Dawn of Aug. 1, 1837, promised a stifling hot day as the steamboat “Dubuque” readied to cast off the shore of the small village of Burlington.

During the night, the crew had off-loaded cargo for local merchants and now, as the traces of river fog disappeared, the last passengers bound for the lead mines at the boat’s namesake city embarked onto the already crowded decks.

The river was low that summer and heavy with snags and bars, so the Dubuque was forced to proceed slowly upriver under moderate boiler pressure and by late afternoon it was still ten miles below Muscatine — then called Bloomington.

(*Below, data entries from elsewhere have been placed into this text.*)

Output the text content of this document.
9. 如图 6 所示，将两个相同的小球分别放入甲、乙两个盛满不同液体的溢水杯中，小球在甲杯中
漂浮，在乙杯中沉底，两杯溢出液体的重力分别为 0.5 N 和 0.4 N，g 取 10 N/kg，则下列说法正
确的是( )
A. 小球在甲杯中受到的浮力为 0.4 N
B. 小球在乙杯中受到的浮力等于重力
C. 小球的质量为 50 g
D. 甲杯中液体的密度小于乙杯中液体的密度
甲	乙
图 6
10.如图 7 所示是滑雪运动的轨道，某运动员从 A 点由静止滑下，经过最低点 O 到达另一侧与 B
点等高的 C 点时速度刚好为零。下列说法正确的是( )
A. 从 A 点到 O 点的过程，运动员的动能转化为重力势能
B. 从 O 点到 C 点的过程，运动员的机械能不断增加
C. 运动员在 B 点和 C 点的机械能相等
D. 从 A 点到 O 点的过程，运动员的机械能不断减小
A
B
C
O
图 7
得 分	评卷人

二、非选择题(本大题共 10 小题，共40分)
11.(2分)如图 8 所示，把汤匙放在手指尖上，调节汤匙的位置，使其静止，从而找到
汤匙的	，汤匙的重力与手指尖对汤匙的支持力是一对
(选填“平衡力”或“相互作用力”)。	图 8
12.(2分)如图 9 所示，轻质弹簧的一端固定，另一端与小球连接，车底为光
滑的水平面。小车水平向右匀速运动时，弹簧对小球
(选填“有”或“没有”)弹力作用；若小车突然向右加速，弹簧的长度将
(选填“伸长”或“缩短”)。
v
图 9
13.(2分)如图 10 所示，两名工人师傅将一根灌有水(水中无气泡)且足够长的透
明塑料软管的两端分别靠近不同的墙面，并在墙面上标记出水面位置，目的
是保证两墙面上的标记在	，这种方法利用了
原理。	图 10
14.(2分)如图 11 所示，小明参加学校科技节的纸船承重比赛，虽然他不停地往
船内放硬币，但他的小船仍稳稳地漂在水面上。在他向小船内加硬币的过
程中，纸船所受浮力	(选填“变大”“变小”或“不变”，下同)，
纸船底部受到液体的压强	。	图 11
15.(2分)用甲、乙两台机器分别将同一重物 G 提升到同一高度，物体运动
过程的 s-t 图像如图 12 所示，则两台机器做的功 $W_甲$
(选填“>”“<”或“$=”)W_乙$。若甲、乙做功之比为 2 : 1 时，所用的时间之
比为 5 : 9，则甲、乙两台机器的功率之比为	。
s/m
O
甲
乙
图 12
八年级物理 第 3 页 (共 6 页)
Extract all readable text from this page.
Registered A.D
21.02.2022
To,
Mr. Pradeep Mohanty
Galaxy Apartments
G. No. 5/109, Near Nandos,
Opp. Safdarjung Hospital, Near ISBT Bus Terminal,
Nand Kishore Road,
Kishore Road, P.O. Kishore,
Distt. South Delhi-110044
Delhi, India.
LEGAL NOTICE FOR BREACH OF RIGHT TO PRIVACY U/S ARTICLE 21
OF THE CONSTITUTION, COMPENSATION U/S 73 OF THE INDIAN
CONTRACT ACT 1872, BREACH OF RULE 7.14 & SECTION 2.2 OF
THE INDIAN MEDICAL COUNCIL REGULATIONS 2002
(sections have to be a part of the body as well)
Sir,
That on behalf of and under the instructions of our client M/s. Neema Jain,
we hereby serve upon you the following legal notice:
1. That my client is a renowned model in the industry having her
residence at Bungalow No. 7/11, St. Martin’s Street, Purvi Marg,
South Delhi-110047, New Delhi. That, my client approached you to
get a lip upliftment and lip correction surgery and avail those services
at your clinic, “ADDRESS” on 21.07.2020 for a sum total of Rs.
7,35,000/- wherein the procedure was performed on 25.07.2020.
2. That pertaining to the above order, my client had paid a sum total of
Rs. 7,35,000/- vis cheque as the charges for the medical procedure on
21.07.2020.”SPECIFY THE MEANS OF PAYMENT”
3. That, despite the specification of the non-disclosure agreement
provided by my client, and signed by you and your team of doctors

The afternoon heat on the boat was oppressive as the sun beat upon the exposed decks and turned the small upper cabins into ovens. The heat forced most of the passengers to gather listlessly along the rail, seeking the meager breeze.

Around Burlington

Suddenly, with no warning, the boat gave a convulsive shudder and then there was a mighty roar as the port boiler blew apart. A tremendous geyser of boiling water and steam ripped from the bowels of the boat and carried gear and superstructure skyward and then the debris cascaded down on the exposed passengers.

Scalded and blinded, some passengers leapt overboard in a vain attempt to escape only to be battered to death by the still flailing paddlewheels. Other passengers huddled on the shattered deck, screaming in pain.